From the beginning Almond makes it clear that he hasn’t written a series of paeans to his favorite bands. Instead, he’s interested in figuring out what makes someone own thousands of CDs or go to the same club week in and week out to hear a local band play. It turns out like anyone too invested in an art form, it largely springs from loneliness and an attempt to connect with something larger. That means examining all aspects of the listening experience: the way it forges friendships that have no other legs to stand on, the way it informs and elevates people in their darkest moments, and the way memories are inextricably tied up in power chords.

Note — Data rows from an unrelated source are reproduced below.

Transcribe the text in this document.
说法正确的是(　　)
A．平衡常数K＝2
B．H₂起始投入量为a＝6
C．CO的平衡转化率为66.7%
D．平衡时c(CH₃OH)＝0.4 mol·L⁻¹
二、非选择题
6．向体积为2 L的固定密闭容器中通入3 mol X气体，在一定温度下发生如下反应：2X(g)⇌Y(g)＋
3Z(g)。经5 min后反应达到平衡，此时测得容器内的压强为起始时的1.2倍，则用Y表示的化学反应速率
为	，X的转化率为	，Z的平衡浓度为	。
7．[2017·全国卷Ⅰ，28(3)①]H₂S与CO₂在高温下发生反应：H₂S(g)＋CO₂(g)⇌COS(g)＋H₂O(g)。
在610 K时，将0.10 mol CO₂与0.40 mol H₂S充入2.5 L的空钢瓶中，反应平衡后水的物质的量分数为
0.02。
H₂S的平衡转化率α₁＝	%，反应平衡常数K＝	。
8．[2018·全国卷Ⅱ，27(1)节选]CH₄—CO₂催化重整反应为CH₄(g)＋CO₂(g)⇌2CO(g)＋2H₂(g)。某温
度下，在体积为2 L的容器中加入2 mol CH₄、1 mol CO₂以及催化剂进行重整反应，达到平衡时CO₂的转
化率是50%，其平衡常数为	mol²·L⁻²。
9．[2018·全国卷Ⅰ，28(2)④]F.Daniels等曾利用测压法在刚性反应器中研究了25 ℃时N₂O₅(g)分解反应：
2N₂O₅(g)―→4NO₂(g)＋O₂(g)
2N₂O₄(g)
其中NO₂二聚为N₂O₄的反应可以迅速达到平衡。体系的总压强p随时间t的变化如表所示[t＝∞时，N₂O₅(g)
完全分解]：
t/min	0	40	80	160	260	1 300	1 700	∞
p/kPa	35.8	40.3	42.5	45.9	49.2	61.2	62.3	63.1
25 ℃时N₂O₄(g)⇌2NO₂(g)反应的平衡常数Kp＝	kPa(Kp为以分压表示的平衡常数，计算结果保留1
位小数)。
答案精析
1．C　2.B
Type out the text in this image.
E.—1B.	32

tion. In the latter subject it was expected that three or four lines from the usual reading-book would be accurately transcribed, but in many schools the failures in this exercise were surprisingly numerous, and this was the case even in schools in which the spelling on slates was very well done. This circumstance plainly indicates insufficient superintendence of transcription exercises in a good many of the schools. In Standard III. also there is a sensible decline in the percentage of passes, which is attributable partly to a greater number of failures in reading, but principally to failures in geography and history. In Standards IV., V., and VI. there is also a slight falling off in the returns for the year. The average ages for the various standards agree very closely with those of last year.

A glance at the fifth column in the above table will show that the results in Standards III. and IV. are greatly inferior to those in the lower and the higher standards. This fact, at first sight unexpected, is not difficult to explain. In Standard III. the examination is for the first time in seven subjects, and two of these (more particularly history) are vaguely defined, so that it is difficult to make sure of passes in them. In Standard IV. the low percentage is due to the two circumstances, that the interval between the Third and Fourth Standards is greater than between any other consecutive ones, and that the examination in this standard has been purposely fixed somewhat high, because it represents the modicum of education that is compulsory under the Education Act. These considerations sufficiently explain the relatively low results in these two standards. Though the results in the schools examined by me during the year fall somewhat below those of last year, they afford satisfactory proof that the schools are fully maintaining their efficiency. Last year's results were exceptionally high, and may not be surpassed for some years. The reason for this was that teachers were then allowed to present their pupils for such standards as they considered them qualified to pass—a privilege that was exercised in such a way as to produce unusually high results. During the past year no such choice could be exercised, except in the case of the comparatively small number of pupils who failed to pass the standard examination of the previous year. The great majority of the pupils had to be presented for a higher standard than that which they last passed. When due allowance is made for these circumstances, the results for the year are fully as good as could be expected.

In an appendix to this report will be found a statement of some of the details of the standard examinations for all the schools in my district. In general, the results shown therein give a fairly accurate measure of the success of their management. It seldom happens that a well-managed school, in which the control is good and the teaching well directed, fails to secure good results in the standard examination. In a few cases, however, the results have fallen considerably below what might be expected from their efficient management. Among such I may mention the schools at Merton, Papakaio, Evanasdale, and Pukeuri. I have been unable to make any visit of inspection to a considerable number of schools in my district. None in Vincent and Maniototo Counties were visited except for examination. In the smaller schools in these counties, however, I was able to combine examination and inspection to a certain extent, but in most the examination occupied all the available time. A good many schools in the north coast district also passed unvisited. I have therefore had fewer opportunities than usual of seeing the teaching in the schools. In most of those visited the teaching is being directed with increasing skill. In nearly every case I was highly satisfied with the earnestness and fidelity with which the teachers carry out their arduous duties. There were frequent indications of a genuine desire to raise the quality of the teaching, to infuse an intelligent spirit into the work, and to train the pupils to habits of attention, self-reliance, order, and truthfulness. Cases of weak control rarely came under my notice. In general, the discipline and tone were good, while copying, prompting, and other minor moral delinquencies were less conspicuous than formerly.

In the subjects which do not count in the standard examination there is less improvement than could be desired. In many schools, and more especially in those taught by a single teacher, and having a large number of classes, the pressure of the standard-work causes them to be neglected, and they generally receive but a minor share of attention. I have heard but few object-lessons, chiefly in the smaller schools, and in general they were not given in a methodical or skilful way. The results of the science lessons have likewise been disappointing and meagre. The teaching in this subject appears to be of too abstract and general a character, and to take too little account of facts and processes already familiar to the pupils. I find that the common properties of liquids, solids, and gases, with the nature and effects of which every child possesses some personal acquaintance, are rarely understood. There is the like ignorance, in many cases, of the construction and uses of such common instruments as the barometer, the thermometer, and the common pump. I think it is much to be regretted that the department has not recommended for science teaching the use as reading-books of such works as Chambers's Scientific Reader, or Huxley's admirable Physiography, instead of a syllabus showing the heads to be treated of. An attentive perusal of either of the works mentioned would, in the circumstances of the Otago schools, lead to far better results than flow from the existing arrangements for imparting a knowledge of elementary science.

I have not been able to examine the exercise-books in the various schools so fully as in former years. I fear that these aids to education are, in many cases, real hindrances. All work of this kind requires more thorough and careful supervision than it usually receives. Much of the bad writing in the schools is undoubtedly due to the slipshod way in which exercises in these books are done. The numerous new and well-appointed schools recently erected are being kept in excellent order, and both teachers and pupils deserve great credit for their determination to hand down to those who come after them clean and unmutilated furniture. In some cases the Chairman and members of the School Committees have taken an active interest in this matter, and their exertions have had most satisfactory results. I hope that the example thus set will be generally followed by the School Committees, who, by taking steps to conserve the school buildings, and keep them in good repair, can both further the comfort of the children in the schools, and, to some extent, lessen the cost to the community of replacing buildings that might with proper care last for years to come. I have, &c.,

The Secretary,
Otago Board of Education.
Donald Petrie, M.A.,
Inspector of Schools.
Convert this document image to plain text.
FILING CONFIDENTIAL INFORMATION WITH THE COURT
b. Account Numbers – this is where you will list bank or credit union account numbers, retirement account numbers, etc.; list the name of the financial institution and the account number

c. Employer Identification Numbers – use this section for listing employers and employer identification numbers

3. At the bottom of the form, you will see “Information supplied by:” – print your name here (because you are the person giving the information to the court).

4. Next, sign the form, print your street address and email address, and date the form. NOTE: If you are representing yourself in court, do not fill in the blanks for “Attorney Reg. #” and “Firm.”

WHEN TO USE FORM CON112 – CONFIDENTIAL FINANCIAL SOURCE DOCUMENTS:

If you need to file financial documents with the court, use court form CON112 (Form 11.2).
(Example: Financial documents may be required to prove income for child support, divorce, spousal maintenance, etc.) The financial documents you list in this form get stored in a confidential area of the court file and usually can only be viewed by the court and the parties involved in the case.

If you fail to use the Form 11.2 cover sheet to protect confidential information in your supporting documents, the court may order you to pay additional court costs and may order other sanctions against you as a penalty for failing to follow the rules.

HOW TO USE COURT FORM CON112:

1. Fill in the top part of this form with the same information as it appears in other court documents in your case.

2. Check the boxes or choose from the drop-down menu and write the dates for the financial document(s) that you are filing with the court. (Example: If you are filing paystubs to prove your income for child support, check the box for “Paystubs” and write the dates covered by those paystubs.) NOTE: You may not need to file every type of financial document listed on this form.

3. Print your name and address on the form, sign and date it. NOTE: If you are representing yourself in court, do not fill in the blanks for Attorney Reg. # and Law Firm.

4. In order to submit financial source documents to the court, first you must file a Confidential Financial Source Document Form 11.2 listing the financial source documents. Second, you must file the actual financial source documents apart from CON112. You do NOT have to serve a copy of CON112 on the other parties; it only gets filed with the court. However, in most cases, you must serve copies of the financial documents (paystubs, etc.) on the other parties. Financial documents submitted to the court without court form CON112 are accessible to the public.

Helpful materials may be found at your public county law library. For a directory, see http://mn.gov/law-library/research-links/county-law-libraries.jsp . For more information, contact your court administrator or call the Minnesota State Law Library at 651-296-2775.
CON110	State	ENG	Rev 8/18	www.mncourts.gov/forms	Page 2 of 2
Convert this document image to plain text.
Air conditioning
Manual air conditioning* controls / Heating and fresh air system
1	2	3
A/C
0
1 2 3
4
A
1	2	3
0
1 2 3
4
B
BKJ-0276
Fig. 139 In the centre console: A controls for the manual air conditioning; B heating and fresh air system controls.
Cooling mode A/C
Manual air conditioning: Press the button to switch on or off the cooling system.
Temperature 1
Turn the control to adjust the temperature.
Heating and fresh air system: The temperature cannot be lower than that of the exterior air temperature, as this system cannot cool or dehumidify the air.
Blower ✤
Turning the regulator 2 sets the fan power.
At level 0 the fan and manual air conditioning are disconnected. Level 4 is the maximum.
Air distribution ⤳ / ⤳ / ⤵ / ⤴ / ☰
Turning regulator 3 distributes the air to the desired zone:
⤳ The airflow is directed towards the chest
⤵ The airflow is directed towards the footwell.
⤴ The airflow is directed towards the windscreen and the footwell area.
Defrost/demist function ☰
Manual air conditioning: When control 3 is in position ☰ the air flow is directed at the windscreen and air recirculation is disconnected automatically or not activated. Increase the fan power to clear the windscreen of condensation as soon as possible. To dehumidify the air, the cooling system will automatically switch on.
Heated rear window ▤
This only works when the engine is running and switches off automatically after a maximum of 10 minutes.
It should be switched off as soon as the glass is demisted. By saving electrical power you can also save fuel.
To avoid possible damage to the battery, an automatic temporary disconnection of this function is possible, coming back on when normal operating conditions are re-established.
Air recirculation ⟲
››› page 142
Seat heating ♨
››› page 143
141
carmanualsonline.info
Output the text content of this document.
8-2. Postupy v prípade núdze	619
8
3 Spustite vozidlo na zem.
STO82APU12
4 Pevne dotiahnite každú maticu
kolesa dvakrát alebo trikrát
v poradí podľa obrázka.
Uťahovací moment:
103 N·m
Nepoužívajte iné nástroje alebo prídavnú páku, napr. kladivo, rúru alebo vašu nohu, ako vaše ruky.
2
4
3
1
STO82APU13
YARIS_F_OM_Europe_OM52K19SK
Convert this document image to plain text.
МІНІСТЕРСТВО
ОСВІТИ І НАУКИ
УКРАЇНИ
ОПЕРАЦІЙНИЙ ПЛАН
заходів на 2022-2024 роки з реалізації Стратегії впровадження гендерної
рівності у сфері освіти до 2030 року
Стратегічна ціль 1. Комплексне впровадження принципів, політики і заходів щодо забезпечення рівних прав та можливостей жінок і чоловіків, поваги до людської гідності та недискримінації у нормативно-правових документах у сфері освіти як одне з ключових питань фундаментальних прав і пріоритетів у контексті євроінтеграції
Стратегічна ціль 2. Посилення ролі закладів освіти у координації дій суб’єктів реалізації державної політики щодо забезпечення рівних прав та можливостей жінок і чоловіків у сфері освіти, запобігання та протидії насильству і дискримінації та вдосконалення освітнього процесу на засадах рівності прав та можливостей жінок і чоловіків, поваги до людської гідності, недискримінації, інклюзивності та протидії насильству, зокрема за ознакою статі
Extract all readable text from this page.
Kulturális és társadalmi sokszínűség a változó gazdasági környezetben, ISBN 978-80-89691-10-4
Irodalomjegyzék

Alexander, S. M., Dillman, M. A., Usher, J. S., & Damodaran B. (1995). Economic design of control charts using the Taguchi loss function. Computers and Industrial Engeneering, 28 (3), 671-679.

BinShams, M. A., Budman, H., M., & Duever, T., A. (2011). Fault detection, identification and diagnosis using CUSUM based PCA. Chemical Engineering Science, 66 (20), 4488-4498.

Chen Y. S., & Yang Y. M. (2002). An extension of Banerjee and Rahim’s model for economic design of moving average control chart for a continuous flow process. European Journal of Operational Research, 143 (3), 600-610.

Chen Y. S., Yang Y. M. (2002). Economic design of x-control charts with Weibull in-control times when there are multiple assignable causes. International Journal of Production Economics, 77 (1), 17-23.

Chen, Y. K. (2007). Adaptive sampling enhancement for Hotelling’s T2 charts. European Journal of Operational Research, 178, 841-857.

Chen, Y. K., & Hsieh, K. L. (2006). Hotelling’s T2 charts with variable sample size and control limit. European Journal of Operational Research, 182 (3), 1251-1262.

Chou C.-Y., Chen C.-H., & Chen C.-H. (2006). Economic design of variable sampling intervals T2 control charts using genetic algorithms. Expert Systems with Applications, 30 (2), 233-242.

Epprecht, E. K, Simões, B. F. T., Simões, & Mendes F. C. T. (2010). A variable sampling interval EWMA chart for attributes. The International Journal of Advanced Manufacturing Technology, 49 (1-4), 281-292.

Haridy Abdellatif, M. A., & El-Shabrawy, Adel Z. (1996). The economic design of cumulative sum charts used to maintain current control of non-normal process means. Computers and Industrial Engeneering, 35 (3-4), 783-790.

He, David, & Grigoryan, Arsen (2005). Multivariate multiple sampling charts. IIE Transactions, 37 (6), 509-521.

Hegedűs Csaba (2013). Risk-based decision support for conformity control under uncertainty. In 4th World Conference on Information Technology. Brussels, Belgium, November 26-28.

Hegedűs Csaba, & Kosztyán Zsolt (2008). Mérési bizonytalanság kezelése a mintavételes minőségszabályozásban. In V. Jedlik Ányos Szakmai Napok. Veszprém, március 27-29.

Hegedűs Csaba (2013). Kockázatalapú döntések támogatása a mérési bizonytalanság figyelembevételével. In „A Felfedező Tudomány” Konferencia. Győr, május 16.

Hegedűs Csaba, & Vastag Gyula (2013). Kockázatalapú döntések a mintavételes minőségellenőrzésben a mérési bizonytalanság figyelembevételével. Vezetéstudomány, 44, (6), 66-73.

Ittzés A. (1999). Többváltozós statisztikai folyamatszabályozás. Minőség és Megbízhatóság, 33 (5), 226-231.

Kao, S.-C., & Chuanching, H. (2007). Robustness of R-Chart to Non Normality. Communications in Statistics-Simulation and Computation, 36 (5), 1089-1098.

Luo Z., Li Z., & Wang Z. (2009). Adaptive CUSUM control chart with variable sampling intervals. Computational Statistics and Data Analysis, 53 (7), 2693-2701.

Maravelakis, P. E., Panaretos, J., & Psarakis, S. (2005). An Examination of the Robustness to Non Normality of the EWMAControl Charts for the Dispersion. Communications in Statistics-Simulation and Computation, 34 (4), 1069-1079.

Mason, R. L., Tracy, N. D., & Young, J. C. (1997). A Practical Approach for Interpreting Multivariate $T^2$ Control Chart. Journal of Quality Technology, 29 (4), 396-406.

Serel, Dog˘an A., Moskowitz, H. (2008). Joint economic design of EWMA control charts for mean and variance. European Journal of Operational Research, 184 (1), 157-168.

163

Almond may be best known for his depression/candy memoir Candyfreak, but he’s also an excellent short-story writer. Part of the charm of his writing is how he’s always whittling down to an emotional core, using a sledgehammer. When writing about a particular song, he writes, “It makes me pine for the perverse safety of all the self-defeating relationships I’ve ever been in. That’s how beautiful that fucking song is.” The amazing part is that Almond actually manages to be nuanced behind all that blunt force. He’s an underrated empathic writer. In a “reluctant exegesis” of Metallica’s “Fade to Black,” he writes about deciding not to deride the song, instead telling of his wife’s difficult adolescence and the important role that song played in her life. Yes, he elevated Metallica. And as in all arguments about music, for that you can either thank him or blame him.